Today, Mesosphere announces the launch of its core business model: A subscription service based on how many processor "nodes" you use DCOS to manage. So long as you pay, you get the updates to DCOS, Windows Update-style.
Back to the beginning
Mesosphere has its origins in the Apache Mesos project, a popular piece free software for managing large "clusters" of servers.A diverse set of large tech companies like Apple and Yelp use Apache Mesos behind the scenes to deal with an ever-growing collection of servers.
Mesos was created by Benjamin Hindman, then a PhD student at UC Berkeley. Once Mesos started to get some attention and grow its fanbase, Hindman took his talents to Twitter, where he put Mesos to work behind the scenes at the social network to help them grow.
In 2013, Hindman connected with Knaup, who had been struggling with similar growth issues in his role as tech lead at Airbnb. The two decided that Mesos would be the underlying core to a new kind of operating system - DCOS.
It just (doesn't) work
The potential here is to turn an entire data center into one big computer that's easy to run and manage. Knaup goes so far as to say that if he quit Mesosphere and founded another startup today, he'd make sure it was an application that runs on top of Mesosphere DCOS.
There have been plenty of companies that try to streamline things with data center automation, including recent Cisco acquisition Piston.
But it's never been easy: Deploying hot technologies like data processing software Hadoop or Google-made container management platform Kubernetes in the data center can take days and cause lots of headaches. That's a problem if you're a growing company that needs to scale up quickly, but they're easy to deploy with DCOS, Knaup says.
With DCOS, "a lot of these hard problems are already solved," Knaup says. "A minute and a half later, you have Kubernetes."Plus, if you're into that kind of thing, Mesosphere DCOS lets you launch applications inside Docker containers, which can make them even easier to manage still.
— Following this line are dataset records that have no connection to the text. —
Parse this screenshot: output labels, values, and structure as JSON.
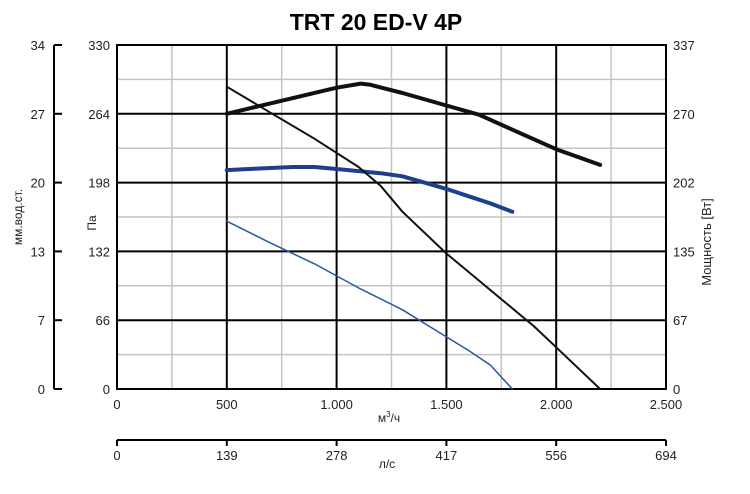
{
  "chart_data": {
    "type": "line",
    "title": "TRT 20 ED-V 4P",
    "xlabel": "м³/ч",
    "xlabel_base": "м",
    "xlabel_sup": "3",
    "xlabel_rest": "/ч",
    "x2label": "л/с",
    "ylabel_left_outer": "мм.вод.ст.",
    "ylabel_left_inner": "Па",
    "ylabel_right": "Мощность [Вт]",
    "xlim": [
      0,
      2500
    ],
    "ylim": [
      0,
      330
    ],
    "x_ticks": [
      0,
      500,
      1000,
      1500,
      2000,
      2500
    ],
    "x_tick_labels": [
      "0",
      "500",
      "1.000",
      "1.500",
      "2.000",
      "2.500"
    ],
    "x2_ticks": [
      0,
      500,
      1000,
      1500,
      2000,
      2500
    ],
    "x2_tick_labels": [
      "0",
      "139",
      "278",
      "417",
      "556",
      "694"
    ],
    "y_ticks": [
      0,
      66,
      132,
      198,
      264,
      330
    ],
    "y_pa_labels": [
      "0",
      "66",
      "132",
      "198",
      "264",
      "330"
    ],
    "y_mm_labels": [
      "0",
      "7",
      "13",
      "20",
      "27",
      "34"
    ],
    "y_w_labels": [
      "0",
      "67",
      "135",
      "202",
      "270",
      "337"
    ],
    "grid": true,
    "series": [
      {
        "color": "#111111",
        "width": 4,
        "x": [
          500,
          1000,
          1110,
          1150,
          1300,
          1500,
          1650,
          1850,
          2000,
          2200
        ],
        "y": [
          264,
          289,
          293,
          292,
          284,
          272,
          263,
          244,
          230,
          215
        ]
      },
      {
        "color": "#1f3f8a",
        "width": 4,
        "x": [
          500,
          600,
          700,
          800,
          900,
          1000,
          1100,
          1200,
          1300,
          1400,
          1500,
          1600,
          1700,
          1800
        ],
        "y": [
          210,
          211,
          212,
          213,
          213,
          211,
          209,
          207,
          204,
          198,
          192,
          185,
          178,
          170
        ]
      },
      {
        "color": "#111111",
        "width": 2,
        "x": [
          500,
          700,
          900,
          1100,
          1200,
          1300,
          1500,
          1700,
          1900,
          2000,
          2100,
          2200
        ],
        "y": [
          290,
          265,
          240,
          213,
          195,
          170,
          130,
          95,
          60,
          40,
          20,
          0
        ]
      },
      {
        "color": "#2a55a5",
        "width": 1.5,
        "x": [
          500,
          700,
          900,
          1100,
          1300,
          1500,
          1600,
          1700,
          1800
        ],
        "y": [
          161,
          140,
          120,
          97,
          76,
          50,
          37,
          23,
          0
        ]
      }
    ]
  }
}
And a final benefit, Knaup says, is that a data center running Mesosphere DCOS is more stable, and that it can keep apps running even if a single server fails.
The future
The public cloud, including services from vendors like Amazon and Microsoft, is also a major focus for Mesosphere.
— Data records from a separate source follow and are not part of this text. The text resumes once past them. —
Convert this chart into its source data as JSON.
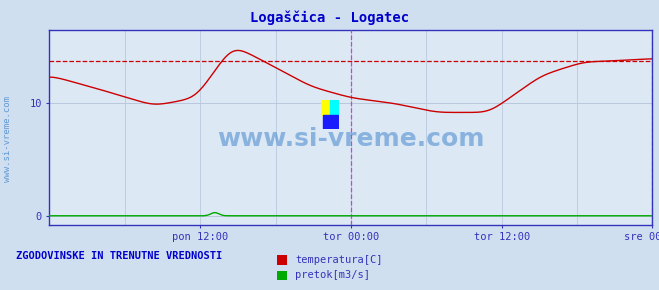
{
  "title": "Logaščica - Logatec",
  "title_color": "#0000cc",
  "bg_color": "#d0dff0",
  "plot_bg_color": "#dde8f5",
  "grid_color": "#b8c8dc",
  "axis_color": "#3333bb",
  "tick_label_color": "#3333bb",
  "yticks": [
    0,
    10
  ],
  "ylim": [
    -0.8,
    16.5
  ],
  "xlim": [
    0,
    576
  ],
  "x_tick_positions": [
    144,
    288,
    432,
    576
  ],
  "x_tick_labels": [
    "pon 12:00",
    "tor 00:00",
    "tor 12:00",
    "sre 00:00"
  ],
  "dashed_line_y": 13.8,
  "dashed_line_color": "#cc0000",
  "vline_color": "#cc44cc",
  "watermark_text": "www.si-vreme.com",
  "watermark_color": "#4488cc",
  "rotated_text": "www.si-vreme.com",
  "legend_title": "ZGODOVINSKE IN TRENUTNE VREDNOSTI",
  "legend_title_color": "#0000cc",
  "legend_items": [
    "temperatura[C]",
    "pretok[m3/s]"
  ],
  "legend_colors": [
    "#cc0000",
    "#00aa00"
  ],
  "temp_color": "#cc0000",
  "flow_color": "#00aa00"
}
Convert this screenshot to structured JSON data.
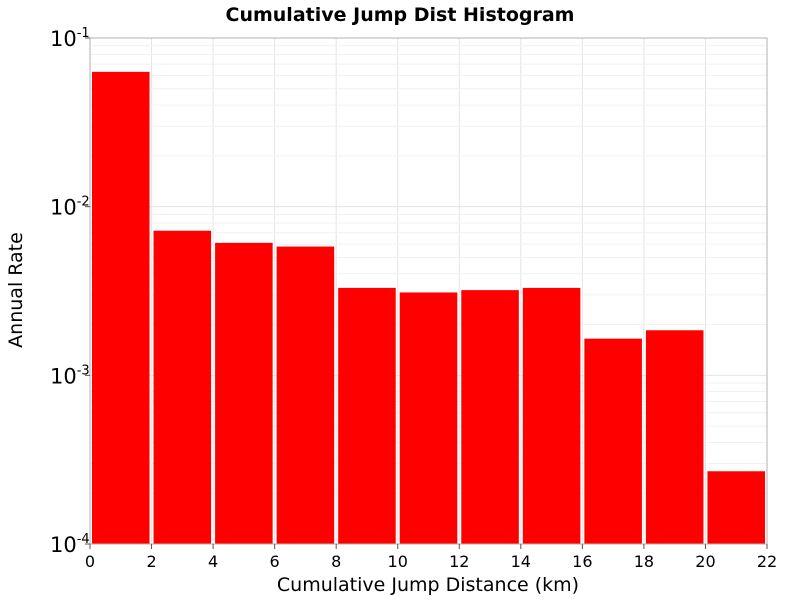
{
  "chart_data": {
    "type": "bar",
    "title": "Cumulative Jump Dist Histogram",
    "xlabel": "Cumulative Jump Distance (km)",
    "ylabel": "Annual Rate",
    "xlim": [
      0,
      22
    ],
    "ylim": [
      0.0001,
      0.1
    ],
    "yscale": "log",
    "grid": true,
    "bar_color": "#ff0000",
    "bin_width": 2,
    "x_ticks": [
      "0",
      "2",
      "4",
      "6",
      "8",
      "10",
      "12",
      "14",
      "16",
      "18",
      "20",
      "22"
    ],
    "y_ticks": [
      {
        "base": "10",
        "exp": "-1",
        "value": 0.1
      },
      {
        "base": "10",
        "exp": "-2",
        "value": 0.01
      },
      {
        "base": "10",
        "exp": "-3",
        "value": 0.001
      },
      {
        "base": "10",
        "exp": "-4",
        "value": 0.0001
      }
    ],
    "bins": [
      0,
      2,
      4,
      6,
      8,
      10,
      12,
      14,
      16,
      18,
      20
    ],
    "values": [
      0.063,
      0.0072,
      0.0061,
      0.0058,
      0.0033,
      0.0031,
      0.0032,
      0.0033,
      0.00165,
      0.00185,
      0.00027
    ]
  }
}
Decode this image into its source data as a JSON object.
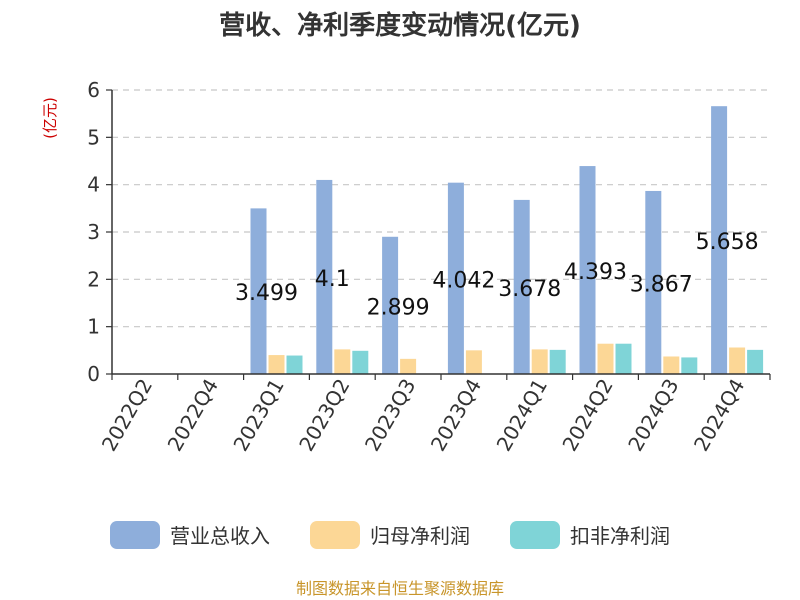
{
  "chart_data": {
    "type": "bar",
    "title": "营收、净利季度变动情况(亿元)",
    "unit_label": "(亿元)",
    "categories": [
      "2022Q2",
      "2022Q4",
      "2023Q1",
      "2023Q2",
      "2023Q3",
      "2023Q4",
      "2024Q1",
      "2024Q2",
      "2024Q3",
      "2024Q4"
    ],
    "series": [
      {
        "name": "营业总收入",
        "color": "#8eaedb",
        "values": [
          null,
          null,
          3.499,
          4.1,
          2.899,
          4.042,
          3.678,
          4.393,
          3.867,
          5.658
        ]
      },
      {
        "name": "归母净利润",
        "color": "#fcd796",
        "values": [
          null,
          null,
          0.4,
          0.52,
          0.32,
          0.5,
          0.52,
          0.64,
          0.37,
          0.56
        ]
      },
      {
        "name": "扣非净利润",
        "color": "#7fd4d7",
        "values": [
          null,
          null,
          0.39,
          0.49,
          null,
          null,
          0.51,
          0.64,
          0.35,
          0.51
        ]
      }
    ],
    "data_labels": [
      "",
      "",
      "3.499",
      "4.1",
      "2.899",
      "4.042",
      "3.678",
      "4.393",
      "3.867",
      "5.658"
    ],
    "ylim": [
      0,
      6
    ],
    "yticks": [
      "0",
      "1",
      "2",
      "3",
      "4",
      "5",
      "6"
    ],
    "grid": true,
    "legend_position": "bottom"
  },
  "source_note": "制图数据来自恒生聚源数据库"
}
Mesosphere DCOS, the software, doesn't care whether the servers are in your own data center or hosted with Amazon Web Services. Which makes it ideal for those who want to take advantage of the high scale of the cloud, without giving up the control of (or the cash investment in) their own data center.
The industry term for that kind of "both-and" approach is called hybrid cloud, and it's going to be something you hear lot more about soon.
"Close to 100% of the companies [we talk to] are looking at hybrid," Knaup says.